At codecademy I’ve seen examples of training a machine learning model on data formatted as a Pandas dataframe, and also examples of training with the data formatted as a Scipy csr matrix.

What if I have a Pandas dataframe where some of its features are unstructured data, such as the actual text of a review, while the other features are your typical categorical and numerical features? If I vectorize the unstructured data using scipy, so that it can be processed by a machine learning model, it becomes a csr matrix. Can I make my machine learning model look at both the original features present in the dataset, and at the expanded features of the csr matrix? Or can I only train a model separately one the csr matrix features and the other on the dataframe features?

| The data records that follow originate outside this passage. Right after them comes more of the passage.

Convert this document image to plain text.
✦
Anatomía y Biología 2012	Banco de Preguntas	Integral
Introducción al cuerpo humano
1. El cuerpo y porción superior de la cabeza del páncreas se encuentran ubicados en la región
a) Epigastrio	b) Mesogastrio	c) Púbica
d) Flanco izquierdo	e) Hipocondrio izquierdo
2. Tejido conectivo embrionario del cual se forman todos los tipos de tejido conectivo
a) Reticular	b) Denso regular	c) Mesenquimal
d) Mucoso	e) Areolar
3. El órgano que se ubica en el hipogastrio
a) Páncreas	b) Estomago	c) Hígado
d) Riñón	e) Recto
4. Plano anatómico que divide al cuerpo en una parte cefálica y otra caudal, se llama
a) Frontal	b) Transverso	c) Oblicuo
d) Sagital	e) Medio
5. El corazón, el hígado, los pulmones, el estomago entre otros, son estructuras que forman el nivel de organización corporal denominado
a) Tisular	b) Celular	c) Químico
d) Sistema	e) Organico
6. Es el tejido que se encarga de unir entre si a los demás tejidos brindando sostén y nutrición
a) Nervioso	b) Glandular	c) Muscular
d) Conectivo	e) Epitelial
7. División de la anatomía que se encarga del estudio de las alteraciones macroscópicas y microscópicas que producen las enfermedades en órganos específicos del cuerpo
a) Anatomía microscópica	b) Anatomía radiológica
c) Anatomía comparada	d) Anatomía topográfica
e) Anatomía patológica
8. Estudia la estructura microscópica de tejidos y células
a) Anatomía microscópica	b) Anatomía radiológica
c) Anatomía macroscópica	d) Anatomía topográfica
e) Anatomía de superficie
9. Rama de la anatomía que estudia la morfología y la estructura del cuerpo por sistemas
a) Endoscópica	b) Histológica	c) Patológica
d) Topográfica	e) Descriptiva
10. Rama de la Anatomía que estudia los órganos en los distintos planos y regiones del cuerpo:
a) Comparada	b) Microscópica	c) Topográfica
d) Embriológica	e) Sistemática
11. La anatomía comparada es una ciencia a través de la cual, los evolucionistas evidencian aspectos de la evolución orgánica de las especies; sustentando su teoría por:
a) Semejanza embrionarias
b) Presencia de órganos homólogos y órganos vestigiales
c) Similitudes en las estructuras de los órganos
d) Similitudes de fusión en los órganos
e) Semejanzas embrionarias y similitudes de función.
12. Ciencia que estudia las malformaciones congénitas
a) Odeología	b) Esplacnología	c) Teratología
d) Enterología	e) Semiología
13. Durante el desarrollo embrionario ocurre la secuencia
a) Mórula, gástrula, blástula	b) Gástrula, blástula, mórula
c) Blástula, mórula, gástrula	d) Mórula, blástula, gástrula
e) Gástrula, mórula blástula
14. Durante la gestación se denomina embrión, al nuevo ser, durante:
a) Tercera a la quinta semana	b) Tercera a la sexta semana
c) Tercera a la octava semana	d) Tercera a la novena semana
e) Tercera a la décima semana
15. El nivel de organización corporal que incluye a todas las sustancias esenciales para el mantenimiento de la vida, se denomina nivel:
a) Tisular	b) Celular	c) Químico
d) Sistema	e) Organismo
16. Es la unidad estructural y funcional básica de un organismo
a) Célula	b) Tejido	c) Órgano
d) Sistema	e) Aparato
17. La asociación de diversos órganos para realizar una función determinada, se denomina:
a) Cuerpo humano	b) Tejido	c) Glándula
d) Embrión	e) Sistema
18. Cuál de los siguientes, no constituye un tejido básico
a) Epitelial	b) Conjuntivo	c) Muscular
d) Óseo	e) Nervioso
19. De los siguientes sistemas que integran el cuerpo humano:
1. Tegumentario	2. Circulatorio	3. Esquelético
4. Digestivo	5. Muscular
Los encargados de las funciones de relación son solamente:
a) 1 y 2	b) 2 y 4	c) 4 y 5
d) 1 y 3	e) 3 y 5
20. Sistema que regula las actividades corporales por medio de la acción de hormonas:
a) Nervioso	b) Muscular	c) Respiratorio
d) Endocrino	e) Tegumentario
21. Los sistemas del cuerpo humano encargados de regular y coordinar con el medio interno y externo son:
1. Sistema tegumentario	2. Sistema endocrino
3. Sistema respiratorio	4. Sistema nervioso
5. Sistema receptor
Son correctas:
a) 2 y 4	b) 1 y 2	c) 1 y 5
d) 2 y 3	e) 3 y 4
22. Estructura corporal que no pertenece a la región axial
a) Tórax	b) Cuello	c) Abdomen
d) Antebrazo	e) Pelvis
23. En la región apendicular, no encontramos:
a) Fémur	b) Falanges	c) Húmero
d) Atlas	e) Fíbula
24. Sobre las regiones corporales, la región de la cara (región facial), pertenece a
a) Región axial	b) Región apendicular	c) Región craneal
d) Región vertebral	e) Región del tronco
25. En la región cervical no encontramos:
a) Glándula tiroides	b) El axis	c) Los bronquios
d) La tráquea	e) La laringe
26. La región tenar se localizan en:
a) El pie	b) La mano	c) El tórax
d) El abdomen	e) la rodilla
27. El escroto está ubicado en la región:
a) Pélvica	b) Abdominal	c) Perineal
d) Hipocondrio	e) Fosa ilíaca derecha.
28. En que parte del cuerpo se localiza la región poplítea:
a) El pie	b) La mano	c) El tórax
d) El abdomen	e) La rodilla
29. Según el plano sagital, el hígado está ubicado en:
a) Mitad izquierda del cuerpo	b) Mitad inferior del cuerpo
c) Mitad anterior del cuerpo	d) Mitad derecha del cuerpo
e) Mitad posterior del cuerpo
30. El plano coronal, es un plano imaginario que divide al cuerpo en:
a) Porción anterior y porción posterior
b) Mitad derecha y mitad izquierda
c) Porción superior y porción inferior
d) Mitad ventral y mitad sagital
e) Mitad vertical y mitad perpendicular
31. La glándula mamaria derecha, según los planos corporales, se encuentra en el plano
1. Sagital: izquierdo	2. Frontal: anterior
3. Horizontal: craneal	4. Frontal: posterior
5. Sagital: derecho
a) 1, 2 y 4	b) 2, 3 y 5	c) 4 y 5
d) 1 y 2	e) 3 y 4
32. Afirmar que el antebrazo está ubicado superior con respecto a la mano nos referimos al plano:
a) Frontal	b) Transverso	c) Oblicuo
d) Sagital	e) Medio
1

I now have an answer to this:

  1. Use pd.arrays.SparseArray to convert the features of your dataframe to sparse format.
  2. Use the Pandas DataFrame.sparse.to_coo() method to convert your sparse dataframe to a scipy coo object.
  3. Use Scipy’s to_csr() method to convert your coo to a csr_matrix.
  4. Use scipy.sparse.hstack() to concatenate your csr_matrix with your other csr_matrix.
  5. Enjoy faster training time and lower memory usage - can handle high dimensionality vectors.

If anyone also tries this, please report here your success for additional verification, thanks

I found yet another answer to this topic by looking at mandrucyk’s Gaydar project.
The solution can be accomplished by using model nesting. The output of a model that trained on unstructured data can be used as additional features of a model that is going to train on structured data.